The frequent discovery of new drug approvals and combinations means treatment guidelines are updated multiple times per year. What’s available today may be substantially different from what was standard even a year ago.

Survival Rates by Stage

The five-year relative survival rate for lung cancer varies dramatically depending on how far the cancer has spread at the time of diagnosis. Based on data from 2016 to 2022, people with localized disease (confined to the lung) have a 65.5% five-year survival rate. When the cancer has spread to nearby lymph nodes (regional stage), that drops to 38.2%. For distant or metastatic disease, the five-year survival rate is 10.5%.

These numbers represent averages across all lung cancers and all patients. Individual outcomes depend on factors like the specific genetic mutations involved, overall health, age, and how well the cancer responds to targeted therapy or immunotherapy.

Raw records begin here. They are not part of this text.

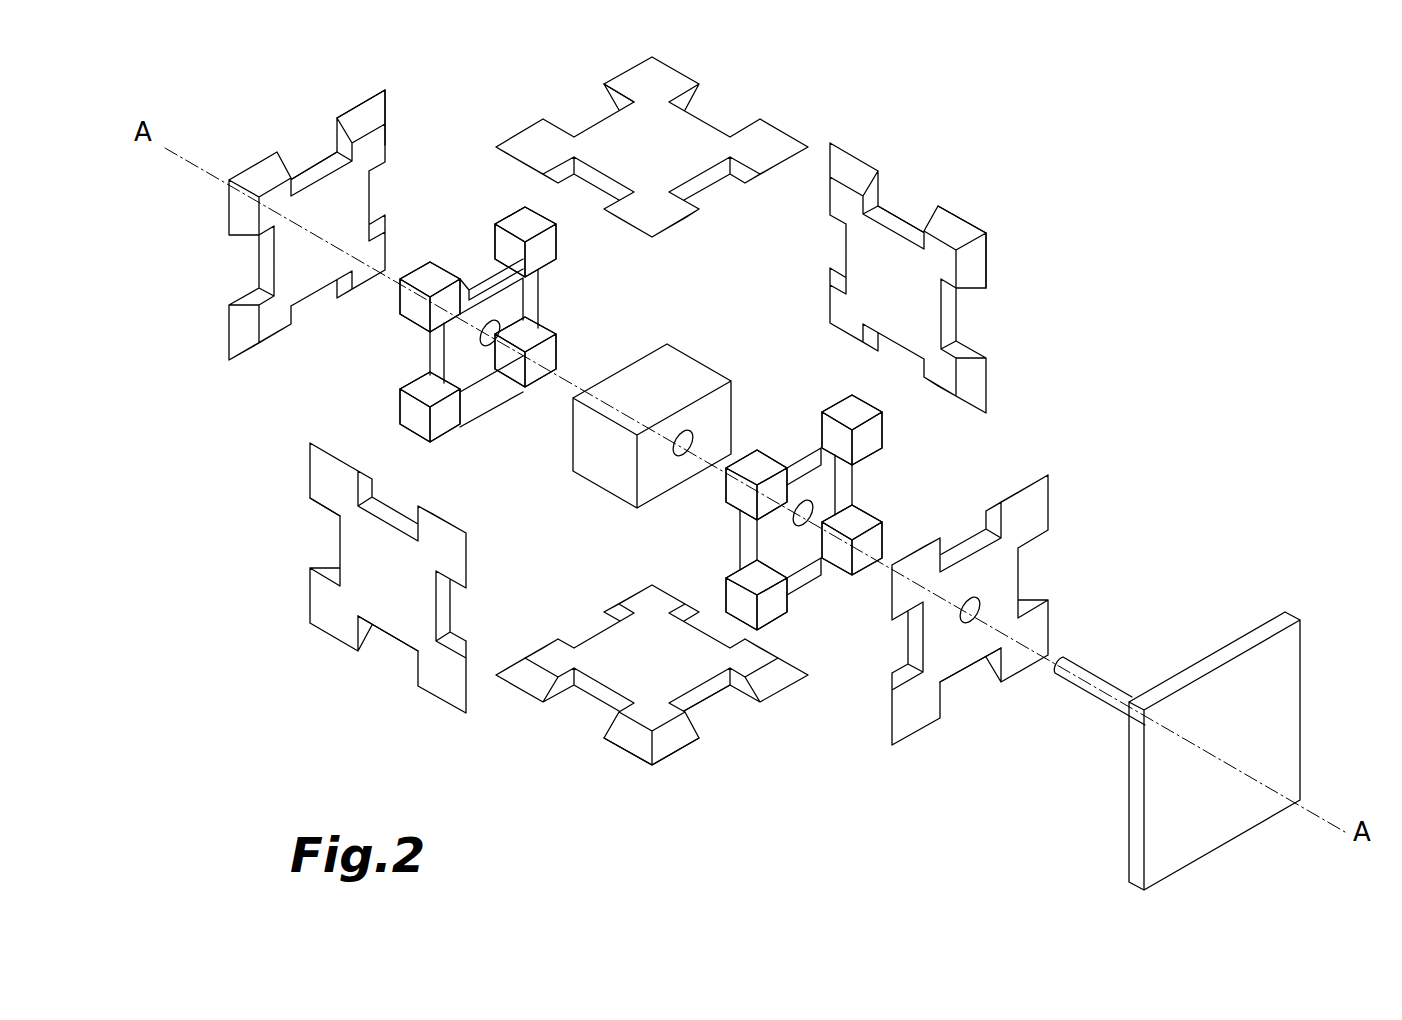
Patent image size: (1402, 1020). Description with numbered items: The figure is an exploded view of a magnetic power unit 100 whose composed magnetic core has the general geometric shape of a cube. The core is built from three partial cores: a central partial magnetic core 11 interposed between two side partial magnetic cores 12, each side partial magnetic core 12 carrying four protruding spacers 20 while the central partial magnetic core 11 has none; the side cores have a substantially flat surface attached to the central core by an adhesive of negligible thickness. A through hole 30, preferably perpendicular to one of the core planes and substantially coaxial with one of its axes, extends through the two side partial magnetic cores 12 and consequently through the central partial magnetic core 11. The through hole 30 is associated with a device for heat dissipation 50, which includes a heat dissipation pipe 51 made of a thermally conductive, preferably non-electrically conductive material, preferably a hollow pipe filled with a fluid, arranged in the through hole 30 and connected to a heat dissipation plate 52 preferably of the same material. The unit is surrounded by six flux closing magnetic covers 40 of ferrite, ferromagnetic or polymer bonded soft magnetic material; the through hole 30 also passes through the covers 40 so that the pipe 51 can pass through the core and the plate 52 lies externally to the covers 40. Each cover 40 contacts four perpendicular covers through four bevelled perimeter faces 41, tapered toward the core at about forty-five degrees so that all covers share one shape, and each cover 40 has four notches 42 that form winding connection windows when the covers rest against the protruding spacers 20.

The magnetic power unit 100 is at (1152, 190).
The central partial magnetic core 11 is at (585, 444).
The side partial magnetic core 12 is at (470, 276).
The protruding spacer 20 is at (527, 226).
The through hole 30 is at (503, 330).
The flux closing magnetic cover 40 is at (287, 250).
The perimeter face 41 is at (380, 108).
The notch 42 is at (313, 153).
The device for heat dissipation 50 is at (1226, 711).
The heat dissipation pipe 51 is at (1105, 682).
The heat dissipation plate 52 is at (1285, 732).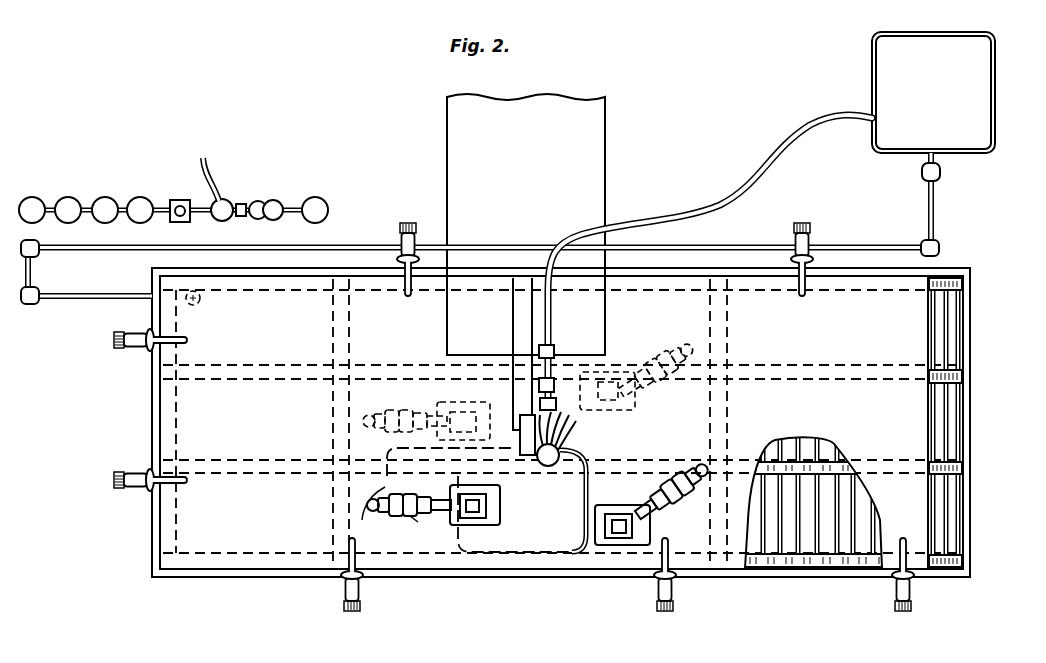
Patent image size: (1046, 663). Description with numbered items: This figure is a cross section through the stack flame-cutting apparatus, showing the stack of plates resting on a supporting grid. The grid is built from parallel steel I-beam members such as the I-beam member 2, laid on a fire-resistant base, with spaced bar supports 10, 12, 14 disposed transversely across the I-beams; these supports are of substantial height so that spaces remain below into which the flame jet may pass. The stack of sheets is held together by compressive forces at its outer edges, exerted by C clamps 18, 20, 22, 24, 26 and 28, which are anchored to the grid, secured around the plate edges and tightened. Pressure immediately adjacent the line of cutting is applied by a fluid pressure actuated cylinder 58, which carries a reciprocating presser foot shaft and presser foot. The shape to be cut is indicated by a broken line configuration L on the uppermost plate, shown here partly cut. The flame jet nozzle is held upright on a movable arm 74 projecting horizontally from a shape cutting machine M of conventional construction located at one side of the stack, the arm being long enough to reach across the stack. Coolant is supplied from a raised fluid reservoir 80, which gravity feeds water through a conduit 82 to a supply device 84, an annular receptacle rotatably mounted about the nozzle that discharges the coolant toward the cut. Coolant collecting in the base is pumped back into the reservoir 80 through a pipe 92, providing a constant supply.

The steel I-beam member 2 is at (972, 422).
The bar support 10 is at (941, 488).
The bar support 12 is at (957, 498).
The bar support 14 is at (962, 512).
The C clamp 18 is at (362, 598).
The C clamp 20 is at (135, 482).
The C clamp 22 is at (398, 266).
The C clamp 24 is at (661, 591).
The C clamp 26 is at (810, 233).
The C clamp 28 is at (900, 593).
The fluid pressure actuated cylinder 58 is at (673, 517).
The movable arm 74 is at (522, 458).
The fluid reservoir 80 is at (997, 118).
The conduit 82 is at (730, 203).
The supply device 84 is at (565, 452).
The pipe 92 is at (864, 245).
The shape cutting machine M is at (605, 168).
The broken line configuration L is at (426, 510).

The survival landscape has improved notably in recent years as targeted treatments and immunotherapy have become standard.

Screening for Early Detection

Because adenocarcinoma often causes no symptoms until it has advanced, screening plays an important role in catching it early. The U.S. Preventive Services Task Force recommends annual low-dose CT scans for adults aged 50 to 80 who have a 20 pack-year smoking history and either still smoke or quit within the past 15 years. A pack-year equals smoking one pack per day for one year, so someone who smoked two packs a day for 10 years would meet the threshold.

Screening stops making sense once someone has been smoke-free for 15 years or has a health condition that would prevent them from undergoing treatment if cancer were found. These guidelines don’t currently cover never-smokers, even though adenocarcinoma is the most common lung cancer in that group. Lowering your risk if you’ve never smoked means testing your home for radon, avoiding secondhand smoke and air pollution, and being aware of occupational exposures to known carcinogens like asbestos and arsenic.

What Makes Adenocarcinoma Biologically Distinct

One of the defining characteristics of lung adenocarcinoma is its genetic and structural complexity. Under a microscope, most adenocarcinomas are a mix of different growth patterns rather than a single uniform type. A tumor might contain areas that look glandular alongside areas that appear solid, papillary, or flat. This internal diversity, or heterogeneity, is one reason biopsies and thorough genetic testing are so important. A small sample might not capture the full picture of what’s driving the cancer.

This heterogeneity also helps explain why adenocarcinoma responds so differently from patient to patient. Two people with the same stage of disease can have very different outcomes depending on which mutations are present and how varied the tumor’s internal architecture is. It’s the reason personalized treatment, guided by molecular profiling rather than a one-size-fits-all approach, has become the standard of care.